3. On this basis the learned Civil Judge has granted the opposite party's application for a succession certificate and that order, as stated, has been confirmed by the learned District Judge; hence the present application in revision. The simple contention on behalf of the applicant is that the whole proceeding was entirely beyond the scope of the Succession Act and that the application for a succession certificate was not competent in the circumstances at all. The point is so obviously sound that it is rather surprising that it was never noticed by the Courts below. An application for a succession certificate as contemplated by the Succession Act must be an application in respect of some property belonging to a deceased person. No person, who claims that a certain property belongs to him, can apply for a succession certificate in respect of that property. Section 371, Succession Act, clearly refers to 'the property of the deceased regarding which a certificate may be granted.' Sub-section (3) of Section 372 runs as follows:
Application for such a certificate may be made in respect of any debt or debts due to the deceased creditor or in respect of portions thereof.

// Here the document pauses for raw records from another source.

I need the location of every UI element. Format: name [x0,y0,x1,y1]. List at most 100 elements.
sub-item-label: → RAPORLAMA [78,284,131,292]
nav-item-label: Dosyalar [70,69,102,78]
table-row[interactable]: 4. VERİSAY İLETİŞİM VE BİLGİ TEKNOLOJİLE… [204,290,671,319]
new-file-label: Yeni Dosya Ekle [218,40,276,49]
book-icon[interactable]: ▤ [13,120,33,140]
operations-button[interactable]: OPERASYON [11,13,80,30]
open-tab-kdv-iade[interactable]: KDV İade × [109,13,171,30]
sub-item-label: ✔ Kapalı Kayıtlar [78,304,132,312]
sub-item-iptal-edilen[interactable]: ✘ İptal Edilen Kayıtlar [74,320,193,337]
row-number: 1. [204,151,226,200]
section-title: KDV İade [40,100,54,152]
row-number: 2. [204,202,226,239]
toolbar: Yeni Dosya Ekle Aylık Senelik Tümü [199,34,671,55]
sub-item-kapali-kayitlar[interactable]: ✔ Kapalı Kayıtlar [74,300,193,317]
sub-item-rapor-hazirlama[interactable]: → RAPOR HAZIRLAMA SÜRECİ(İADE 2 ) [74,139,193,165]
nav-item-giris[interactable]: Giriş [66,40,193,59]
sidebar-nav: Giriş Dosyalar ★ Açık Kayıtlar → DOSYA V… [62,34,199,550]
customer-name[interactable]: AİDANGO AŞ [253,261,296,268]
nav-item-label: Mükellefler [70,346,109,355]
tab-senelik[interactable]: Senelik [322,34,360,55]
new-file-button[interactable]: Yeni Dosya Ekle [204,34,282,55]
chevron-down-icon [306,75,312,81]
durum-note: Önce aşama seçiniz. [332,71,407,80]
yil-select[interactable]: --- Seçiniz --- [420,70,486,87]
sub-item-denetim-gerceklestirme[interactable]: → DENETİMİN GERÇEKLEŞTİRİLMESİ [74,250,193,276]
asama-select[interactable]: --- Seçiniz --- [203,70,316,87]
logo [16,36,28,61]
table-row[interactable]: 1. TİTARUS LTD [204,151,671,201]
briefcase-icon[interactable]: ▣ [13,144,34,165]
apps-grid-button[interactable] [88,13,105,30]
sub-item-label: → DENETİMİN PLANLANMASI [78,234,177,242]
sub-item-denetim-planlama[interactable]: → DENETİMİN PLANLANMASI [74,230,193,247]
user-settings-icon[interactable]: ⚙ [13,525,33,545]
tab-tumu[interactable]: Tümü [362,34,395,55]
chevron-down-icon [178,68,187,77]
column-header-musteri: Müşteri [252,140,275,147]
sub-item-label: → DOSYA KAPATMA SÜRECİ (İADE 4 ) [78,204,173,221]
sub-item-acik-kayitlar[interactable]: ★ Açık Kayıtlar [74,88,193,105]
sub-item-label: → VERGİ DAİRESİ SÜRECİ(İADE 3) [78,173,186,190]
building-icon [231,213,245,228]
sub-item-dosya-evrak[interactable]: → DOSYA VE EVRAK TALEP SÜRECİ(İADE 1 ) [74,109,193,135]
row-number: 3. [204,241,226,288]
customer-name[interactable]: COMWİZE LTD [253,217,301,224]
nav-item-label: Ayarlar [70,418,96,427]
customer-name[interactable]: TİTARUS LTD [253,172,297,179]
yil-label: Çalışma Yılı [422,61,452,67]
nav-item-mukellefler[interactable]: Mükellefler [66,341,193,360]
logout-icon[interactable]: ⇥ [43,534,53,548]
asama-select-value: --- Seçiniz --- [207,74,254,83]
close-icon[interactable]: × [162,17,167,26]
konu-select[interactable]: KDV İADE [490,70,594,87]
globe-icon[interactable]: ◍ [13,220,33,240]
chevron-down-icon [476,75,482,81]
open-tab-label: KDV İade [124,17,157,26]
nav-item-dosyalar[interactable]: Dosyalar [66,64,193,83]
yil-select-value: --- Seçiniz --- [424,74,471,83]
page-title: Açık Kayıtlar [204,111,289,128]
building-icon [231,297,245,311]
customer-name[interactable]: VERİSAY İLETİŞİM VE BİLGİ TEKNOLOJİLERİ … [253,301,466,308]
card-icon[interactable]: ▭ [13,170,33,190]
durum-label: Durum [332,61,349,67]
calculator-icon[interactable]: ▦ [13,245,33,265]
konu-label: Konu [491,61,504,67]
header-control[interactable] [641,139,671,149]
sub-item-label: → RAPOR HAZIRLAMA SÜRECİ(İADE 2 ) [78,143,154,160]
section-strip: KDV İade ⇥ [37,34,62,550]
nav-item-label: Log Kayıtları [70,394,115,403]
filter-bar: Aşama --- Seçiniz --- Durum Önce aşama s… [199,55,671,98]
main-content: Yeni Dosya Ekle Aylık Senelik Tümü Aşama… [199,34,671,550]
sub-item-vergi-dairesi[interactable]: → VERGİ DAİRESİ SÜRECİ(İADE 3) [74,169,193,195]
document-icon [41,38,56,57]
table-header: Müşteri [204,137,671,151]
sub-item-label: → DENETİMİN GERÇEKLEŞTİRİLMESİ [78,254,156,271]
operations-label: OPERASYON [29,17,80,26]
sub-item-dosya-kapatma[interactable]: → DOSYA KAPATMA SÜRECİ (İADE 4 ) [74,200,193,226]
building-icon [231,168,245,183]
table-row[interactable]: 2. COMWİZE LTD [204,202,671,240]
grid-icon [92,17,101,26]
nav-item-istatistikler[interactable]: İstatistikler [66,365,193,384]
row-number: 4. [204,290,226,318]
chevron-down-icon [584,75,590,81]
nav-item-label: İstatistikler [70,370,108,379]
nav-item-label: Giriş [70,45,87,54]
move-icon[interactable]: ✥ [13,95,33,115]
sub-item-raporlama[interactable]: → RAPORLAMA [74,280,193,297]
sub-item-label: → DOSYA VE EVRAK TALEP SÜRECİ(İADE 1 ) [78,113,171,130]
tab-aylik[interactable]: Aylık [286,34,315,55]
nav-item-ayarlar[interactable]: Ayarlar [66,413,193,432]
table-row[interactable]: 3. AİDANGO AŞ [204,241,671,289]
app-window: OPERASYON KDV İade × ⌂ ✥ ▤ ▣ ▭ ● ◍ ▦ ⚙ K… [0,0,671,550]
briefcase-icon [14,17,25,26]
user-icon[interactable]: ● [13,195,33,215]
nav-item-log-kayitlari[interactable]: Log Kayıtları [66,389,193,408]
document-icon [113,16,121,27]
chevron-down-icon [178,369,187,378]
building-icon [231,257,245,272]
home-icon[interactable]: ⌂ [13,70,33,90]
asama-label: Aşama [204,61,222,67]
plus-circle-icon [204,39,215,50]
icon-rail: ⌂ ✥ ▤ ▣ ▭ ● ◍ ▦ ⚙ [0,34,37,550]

4. In my judgment the Succession Act does not contemplate the case of a person applying for a certificate, even though he claims that the property in respect of which he applies belonged not to the deceased person but to himself. Indeed, in this case we have the instance of a person succeeding to himself which obviously cannot be contemplated by the law. Learned Counsel for the opposite party contended that the succession certificate was concerned only with the right of collection and not with any question of title to the property. The simple answer to that argument is that it may be concerned only with the right to collect but that right must relate to the property of a deceased person and not to the property of the applicant himself. I am, therefore, of the opinion that in this case the opposite party misconceived his remedy. The proper course for him, when the post office refused to deliver the amount to him, was to bring a civil suit in order to enforce his right to the amount in question. A moment's consideration will show that if Sada Nand had not deposited the amount in question in the post office savings bank but had retained it with himself the opposite party would still have had the right to recover that amount from him after his conviction in the criminal case by means of a civil suit. The mere fact that a part of the money which Sada Nand embezzled was deposited by him in the post office savings bank cannot give the opposite party the summary remedy of an application for succession certificate. The result, therefore, is that I find that the whole proceeding in this case was without jurisdiction and the orders passed by the Courts below must be set aside. The application is allowed and the orders passed by the Courts below are set aside. The applicant shall have his costs only in this Court. I do not grant him any costs of the Courts below because the point raised here was not urged there.